Re. #1: AFNI default is RAI (=DICOM) coords. So, your x and y coords would need to be minus-ized. If your input file is 3 columns (for x, y and z coord values), then a cheating way to flip the sign of the x- and y-coords would be to use 1dDW_grad_o_mat++:


1dDW_Grad_o_Mat++ \
   -flip_x \
   -flip_y \
   -in_col_vec COORDS_LPI.1D \
   -out_col_vec COORDS_RAI.1D

Re. #2: I played around a bit with suma/DriveSuma, and the following shoudl work for showing isosurfaces, after running the online to make the ico_combined.gii surface:


suma   -niml \
      -onestate \
      -i std.60.lh.smoothwm.gii -i std.60.rh.smoothwm.gii \
      -i ico_combined.gii \
      -sv  ${templ_full} &

DriveSuma \
    -com surf_cont -load_dset ico_combined.niml.dset \
    -surf_label ico_combined.gii \
    -switch_cmap ROI_i32

I used this to make the SUMA window in the attached visualization. NB: to turn down the opacity of the brain hemispheres only (and not the sphere surfaces), I right-clicked on each brain surface and hit “ctrl+o” a couple times.

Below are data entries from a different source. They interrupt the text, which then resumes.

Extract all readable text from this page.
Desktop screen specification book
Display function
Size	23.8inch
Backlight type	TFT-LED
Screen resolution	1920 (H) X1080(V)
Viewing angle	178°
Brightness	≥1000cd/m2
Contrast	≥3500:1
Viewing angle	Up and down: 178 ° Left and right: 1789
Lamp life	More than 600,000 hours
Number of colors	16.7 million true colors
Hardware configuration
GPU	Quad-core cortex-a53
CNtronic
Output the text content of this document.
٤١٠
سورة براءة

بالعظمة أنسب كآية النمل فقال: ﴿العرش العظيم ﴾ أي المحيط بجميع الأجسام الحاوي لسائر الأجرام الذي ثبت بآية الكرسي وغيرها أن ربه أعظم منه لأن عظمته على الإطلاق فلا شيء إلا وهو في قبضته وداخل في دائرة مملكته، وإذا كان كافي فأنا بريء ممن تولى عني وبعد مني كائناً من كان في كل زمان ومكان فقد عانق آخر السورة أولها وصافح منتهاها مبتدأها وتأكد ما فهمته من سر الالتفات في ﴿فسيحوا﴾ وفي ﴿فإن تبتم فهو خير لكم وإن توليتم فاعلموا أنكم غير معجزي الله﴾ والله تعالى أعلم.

Re. #3: this could be done with the answer to #2; in fact, in the FATCAT_DEMO dataset in the Bootcamp data (also available separately with @Install_FATCAT_DEMO), the visualization script Do_09_VISdti_SUMA_visual_ex2.tcsh shows an example of viewing “lumpy” or irregular surfaces (from GM ROIs) along with a surface mesh-- it is the example starting line 64 there, which is excerpted here (one woudl have to run the full demo by executing the Do_00*.tcsh script therein to generate the data to view it):


SET1:
#Looking at the default mode connections
afni -npb $sport -niml -yesplugouts -layout demo_layout \
                          *.HEAD DTI/*.HEAD  &
suma  -npb $sport -niml \
      -onestate \
      -i SUMA/std.60.lh.smoothwm.gii -i SUMA/std.60.rh.smoothwm.gii \
      -i Net_000.gii     \
      -sv mprage+orig \
      -vol mprage+orig. \
      -tract DTI/o.NETS_AND_000.niml.tract &
DriveSuma -npb $sport \
            -com viewer_cont -key 't' -key '.' \
            -com surf_cont -view_surf_cont y
DriveSuma -npb $sport \
            -com surf_cont -surf_label Net_000.gii \
            -load_dset Net_000.cols.niml.dset   \
            -switch_cmap ROI_i32 -Dim 0.3

In fact, to make the above visualization, I borrowed liberally from this same example script.

–pt

Adding on a bit here to Paul’s examples.

  1. According to the help, the 3dUndump -master option sets the xyz format for the orientation, overriding the -orient option. We had discussed changing that behavior, but that issue slipped under the radar. The workaround here is to use 3dresample or 3daxialize to set a master dataset to have the orientation you would like to use the coordinates or make the coordinates match the orientation of the master dataset.
  2. NIML DO (displayable objects) are not clickable in suma, so I usually don’t use these. But they are drivable in interesting ways like you can add and remove NIDOs on the fly.
  3. Volume rendering in suma. This turns out to be fairly memory intensive, so it’s limited to only one or two datasets at a time. You can reduce some of the memory constraints by autoboxing and/or combining the spheres and masks in a single dataset.